18 October 2009, 9:48 PM
I got back Saturday (the 17th) after a fun week in Alberta. I spoke to a number of events organized by Alberta Friends of Medicare. There were over 500 people who attended a raucous public meeting at the Polish Hall in Edmonton on Tuesday night. See the coverage in the Edmonton Journal. Kudos to Dave Eggen Friends of Medicare coordinator, Della Drury his campaign worker, economist Diana Gibson, research director at the University of Alberta’s Parkland Institute who also spoke, and dozens of other folks who helped organize the meeting.
On Wednesday morning Dave Eggen and I flew to Calgary but our plane to Medicine Hat was cancelled because of snow so we rented a car and started our southern Alberta road trip. We had a wonderful crowd of 150 that night. Thanks so much to Jan Bunney chair of the Medicine Hat Chapter of Friends. It’s an amazing group of folks. Amongst other things they participate in Medicare Mondays where they go to places like Tim Horton’s and talk to people about health care in their community. Here’s a picture of Dave Eggen, Jan Bunney, and me.

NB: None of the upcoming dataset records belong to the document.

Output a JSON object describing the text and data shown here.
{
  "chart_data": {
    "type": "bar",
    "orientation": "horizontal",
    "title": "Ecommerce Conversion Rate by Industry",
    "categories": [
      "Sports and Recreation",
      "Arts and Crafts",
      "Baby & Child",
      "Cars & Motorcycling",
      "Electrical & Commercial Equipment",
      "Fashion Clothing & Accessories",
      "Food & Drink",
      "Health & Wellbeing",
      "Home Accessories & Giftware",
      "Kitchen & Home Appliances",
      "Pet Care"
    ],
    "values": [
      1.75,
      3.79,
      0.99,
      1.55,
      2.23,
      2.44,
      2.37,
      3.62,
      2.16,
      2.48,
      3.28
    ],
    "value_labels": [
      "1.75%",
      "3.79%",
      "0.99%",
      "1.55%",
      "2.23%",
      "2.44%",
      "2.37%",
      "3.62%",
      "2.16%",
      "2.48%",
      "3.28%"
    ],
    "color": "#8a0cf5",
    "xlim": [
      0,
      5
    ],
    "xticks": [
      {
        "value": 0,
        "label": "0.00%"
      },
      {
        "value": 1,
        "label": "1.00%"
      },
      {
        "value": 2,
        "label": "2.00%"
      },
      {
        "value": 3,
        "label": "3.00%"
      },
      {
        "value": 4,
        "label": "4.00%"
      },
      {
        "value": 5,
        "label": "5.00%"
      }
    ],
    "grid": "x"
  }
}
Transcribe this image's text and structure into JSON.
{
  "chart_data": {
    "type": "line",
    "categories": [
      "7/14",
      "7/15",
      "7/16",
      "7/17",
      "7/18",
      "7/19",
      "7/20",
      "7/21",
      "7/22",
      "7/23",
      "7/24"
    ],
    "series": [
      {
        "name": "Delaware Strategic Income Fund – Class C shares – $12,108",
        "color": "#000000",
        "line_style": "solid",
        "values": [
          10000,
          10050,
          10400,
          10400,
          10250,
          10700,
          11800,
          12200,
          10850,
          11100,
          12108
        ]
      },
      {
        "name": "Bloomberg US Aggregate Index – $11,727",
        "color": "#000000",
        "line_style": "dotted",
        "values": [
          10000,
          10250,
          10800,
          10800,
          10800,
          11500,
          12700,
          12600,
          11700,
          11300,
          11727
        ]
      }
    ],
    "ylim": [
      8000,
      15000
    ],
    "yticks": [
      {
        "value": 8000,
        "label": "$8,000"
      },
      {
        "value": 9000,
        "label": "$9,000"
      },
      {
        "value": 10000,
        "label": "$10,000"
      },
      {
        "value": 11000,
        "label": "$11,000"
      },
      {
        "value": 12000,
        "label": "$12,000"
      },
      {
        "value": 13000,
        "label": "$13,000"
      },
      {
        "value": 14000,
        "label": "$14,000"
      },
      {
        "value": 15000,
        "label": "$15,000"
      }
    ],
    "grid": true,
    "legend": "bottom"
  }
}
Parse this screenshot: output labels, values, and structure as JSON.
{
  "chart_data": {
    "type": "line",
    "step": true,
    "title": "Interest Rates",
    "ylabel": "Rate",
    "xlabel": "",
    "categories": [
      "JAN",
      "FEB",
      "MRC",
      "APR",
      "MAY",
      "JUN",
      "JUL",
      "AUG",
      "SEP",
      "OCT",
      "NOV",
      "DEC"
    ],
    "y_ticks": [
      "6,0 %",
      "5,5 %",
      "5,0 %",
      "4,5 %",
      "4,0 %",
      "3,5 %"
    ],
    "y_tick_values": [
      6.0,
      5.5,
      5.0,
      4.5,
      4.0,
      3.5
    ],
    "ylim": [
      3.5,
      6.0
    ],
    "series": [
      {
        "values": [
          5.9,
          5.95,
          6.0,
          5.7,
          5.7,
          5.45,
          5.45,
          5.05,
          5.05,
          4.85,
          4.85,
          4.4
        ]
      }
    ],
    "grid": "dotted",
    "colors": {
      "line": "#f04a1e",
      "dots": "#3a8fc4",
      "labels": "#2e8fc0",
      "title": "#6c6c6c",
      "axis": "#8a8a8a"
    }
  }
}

Then it was on to Lethbridge where Michael Cormican and his chapter organized a terrific meeting Thursday night at Southminster Church.
We drove to Calgary on Friday morning where I talked to a meeting of the Health Sciences Association of Alberta.
I will be writing up my analysis of my Alberta trip in the next few days but you can read the op ed I wrote before the trip here. It is quite frightening how quickly Alberta seems to be eroding the public system.